Het is noodzakelijk om de potentialen op het grondgebied van het onderstation gelijkmatig te verdelen, evenals het verschijnen van stapspanningen op een afstand van het onderstation uit te sluiten, wat wordt bereikt door potentiaalvereffeningsapparaten te gebruiken, die een verplicht onderdeel zijn van de aardingsapparaten voor effectief geaarde neutralen.
Belangrijke nuances en vereisten bij de implementatie van aardingsapparaten voor netwerken met effectief geaarde neutralen zorgen voor problemen bij de berekening en constructie ervan, waardoor deze structuren materiaalintensief zijn, vooral als de grond een hoge weerstand heeft, zoals rotsachtige, steenachtige of zanderige grond. De bouwvoorwaarden zijn krap.
Natuurlijk zijn sommige zogenaamde nadelen inherent aan netwerken met effectief geaarde neutrale en zijn typisch. Door de geaarde nulleider van de transformator ontstaat bij kortsluiting naar aarde een aanzienlijke kortsluitstroom die dankzij de relaisbeveiligingsinrichtingen snel moet worden opgeheven door ontkoppeling.

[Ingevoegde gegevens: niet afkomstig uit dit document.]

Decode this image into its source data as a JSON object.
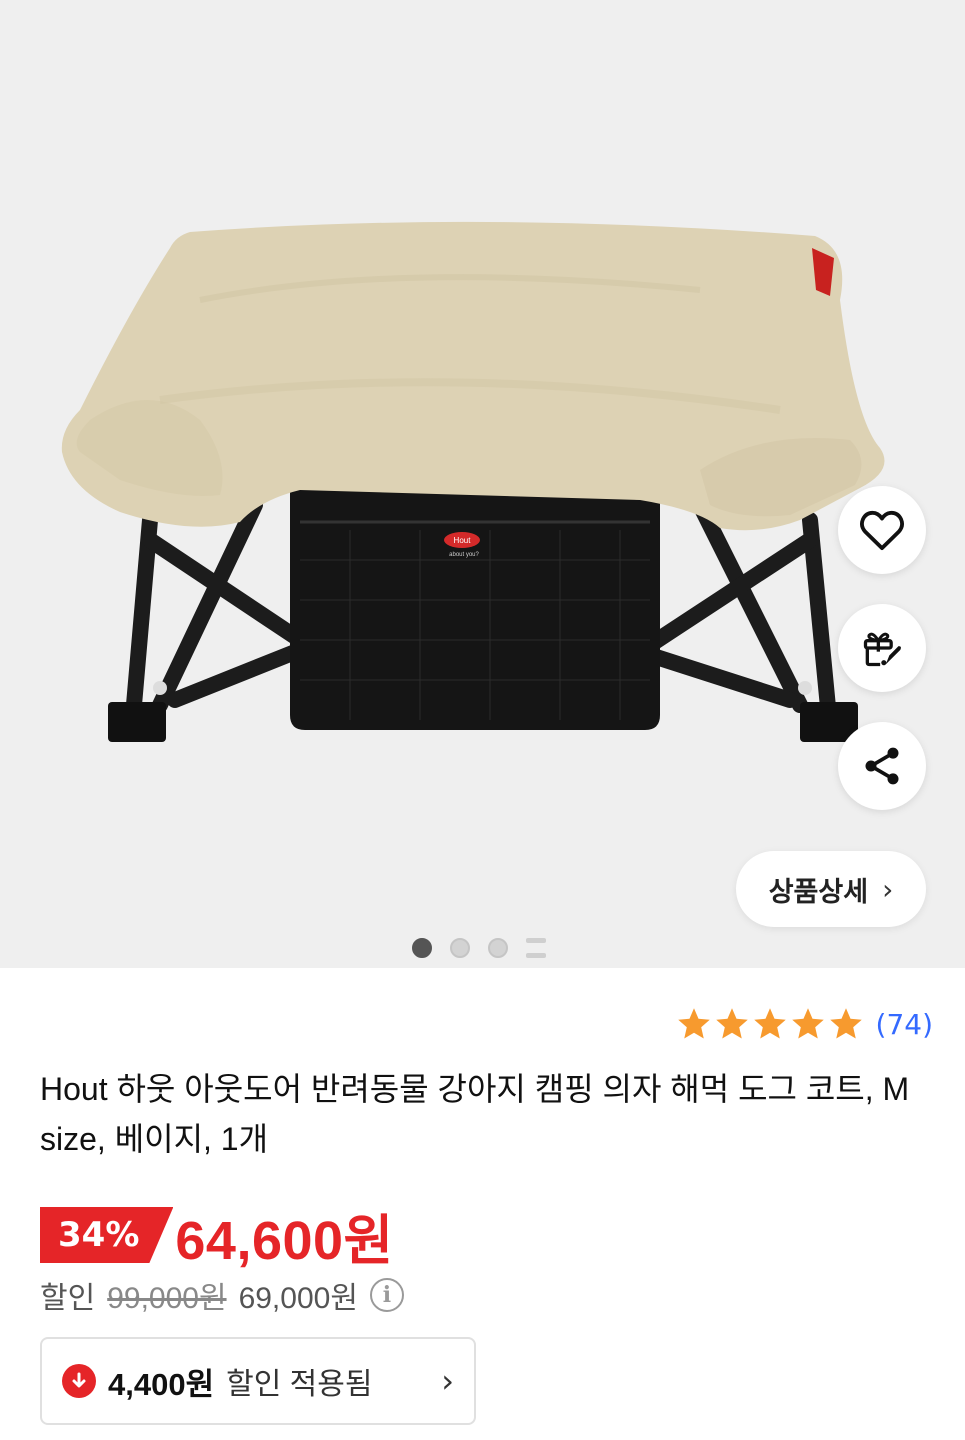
{
  "product": {
    "image_alt": "beige dog camping cot with black mesh pocket",
    "brand_tag": "Hout",
    "brand_tag_sub": "about you?",
    "title": "Hout 하웃 아웃도어 반려동물 강아지 캠핑 의자 해먹 도그 코트, M size, 베이지, 1개"
  },
  "actions": {
    "like_icon": "heart-icon",
    "gift_icon": "gift-rocket-icon",
    "share_icon": "share-icon",
    "detail_label": "상품상세",
    "detail_chevron": "›"
  },
  "pager": {
    "count": 3,
    "active_index": 0
  },
  "rating": {
    "stars": 5,
    "count_text": "(74)",
    "star_color": "#f79a2e"
  },
  "price": {
    "discount_pct": "34%",
    "sale_price": "64,600원",
    "discount_label": "할인",
    "original_price": "99,000원",
    "base_price": "69,000원",
    "info_icon": "i"
  },
  "coupon": {
    "amount": "4,400원",
    "text": "할인 적용됨",
    "chevron": "›"
  },
  "colors": {
    "accent_red": "#e52528",
    "link_blue": "#346aff"
  }
}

Vooral kortsluitingen naar aarde in 110 kV hoogspanningsnetten zijn zelfontkoppelend en dankzij automatische sluitingen stroom is hersteld. Om grote stromen af te kunnen voeren worden aardingslussen aangelegd, maar die zijn duur.

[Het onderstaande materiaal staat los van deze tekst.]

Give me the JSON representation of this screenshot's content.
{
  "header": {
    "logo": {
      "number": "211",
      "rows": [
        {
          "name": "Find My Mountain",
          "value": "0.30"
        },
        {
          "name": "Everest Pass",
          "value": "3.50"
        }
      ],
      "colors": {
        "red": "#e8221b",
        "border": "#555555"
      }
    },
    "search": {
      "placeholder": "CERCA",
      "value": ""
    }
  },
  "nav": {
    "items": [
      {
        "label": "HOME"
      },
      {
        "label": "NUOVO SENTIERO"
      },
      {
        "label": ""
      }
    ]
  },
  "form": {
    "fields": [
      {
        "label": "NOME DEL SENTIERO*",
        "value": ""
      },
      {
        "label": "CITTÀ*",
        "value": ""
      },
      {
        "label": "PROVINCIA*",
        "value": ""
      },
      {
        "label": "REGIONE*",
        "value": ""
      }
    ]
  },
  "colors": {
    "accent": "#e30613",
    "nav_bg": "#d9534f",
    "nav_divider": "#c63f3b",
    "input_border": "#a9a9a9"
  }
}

Eenfasige kortsluitstromen naar aarde, in het geval van een groot aantal geaarde transformator-nulleiders, kunnen de stroom van een driefasig circuit overschrijden, en om deze stand van zaken te elimineren, is een modus van gedeeltelijke aarding van transformator-nulleiders gebruikt, voor dit deel van de transformatoren (110-220 kV) zijn niet geaard, de nulleiders zijn geïsoleerd door ze aan te sluiten op open scheiders. Of ze beperken de kortsluitstroom van de transformator naar aarde door de nulleider via een speciale weerstand te aarden.
Voor elk van de secties van het netwerk wordt het minimum aantal geaarde neutralen gevonden door middel van berekeningen. Gebaseerd vereisten voor relaisbeveiliging om aardfoutstromen op een bepaald niveau te houden en om de isolatie van geaarde nulleiders tegen overspanningen te beschermen, worden geschikte aardingspunten van het voedingssysteem geselecteerd.
Feit is dat transformatoren voor 110 - 220 kV, traditioneel voor onze fabrikanten, zich onderscheiden door verminderde neutrale isolatie, bijvoorbeeld voor 110 kV-transformatoren met spanningsregeling onder belasting, komt de neutrale isolatie overeen met 35 kV, aangezien schakelapparaten met isolatieklasse zijn inbegrepen aan de neutrale zijde 35 kV. Hetzelfde geldt voor 220 kV-transformatoren. Het economische effect is aanzienlijk.
Dergelijke transformatoren zijn ontworpen om te werken in netwerken met een effectief geaarde nulleider, en de spanning tijdens een kortsluiting naar aarde van dergelijke netwerken zal niet hoger zijn dan een derde van de lijnwaarde, dat wil zeggen 42 kV voor 110 kV.
Voor overspanningsbeveiliging van geaarde nulleiders, voor bescherming in onbelaste modi met gedeeltelijke faseverbindingen of onderbrekingen van transformatoren met geïsoleerde nulleiders, worden kortstondige overspanningsbeveiligingskleppen gebruikt. De nulleiders zijn beveiligd door begrenzers voor de maximaal toegestane blusspanning van 50 kV.